Roberts has expressed frustration at the challenges his team have faced to secure supply as retailers worldwide scramble for the same product.

Roberts said: “The supply chain challenges continue. Exactly how they’re going to be exacerbated or resolved through the Brexit process in truth is completely unknown. 

“The truth is, honestly, we don’t know [how it will pan out], so it’s all best effort to try and protect customers from it. 

“We don’t think that Brexit will have any impact whatsoever on consumer demand as people are spending much more time working from home and therefore using their electrical products with an intensity that’s never happened before. 

“Very simply, we are experiencing shortages and it is a daily fight for our supply chain team to secure allocations of product.”

To combat this, AO has doubled both its warehousing footprint in the UK and its delivery capacity over the last six months, meaning it has double the stock available to “ride out” some of the challenges.

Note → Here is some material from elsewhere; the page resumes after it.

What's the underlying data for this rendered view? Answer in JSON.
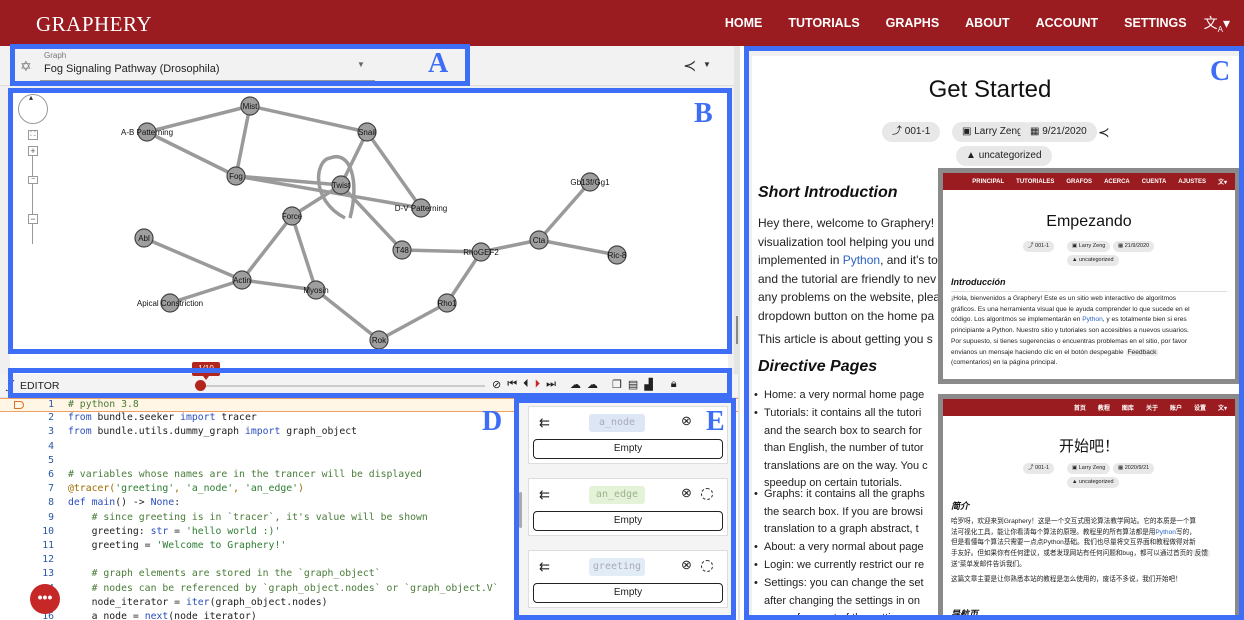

Roberts said the biggest stock shortage in recent weeks was the PlayStation 5, but the retailer was also seeing shortages in categories such as home computing and printers, freezers and tumble dryers as consumers spend more time living and working from home. 

“It’s a combination of a global surge in demand, so manufacturers are importing 20-30% global demand surge, and having to put Covid working practices into their factories, which ultimately puts grit in the machine,” Roberts said.

“Total production is down slightly, so if demand is up and production is down, that creates shortages – and then compound that with the fact that it’s more difficult to move things around, then it makes the whole thing more unpredictable.”

The comments come after reports of chaos at both Felixstowe and Holyhead ports in the UK as global supply chains struggle to cope with the impacts of the pandemic and the looming Brexit deadline.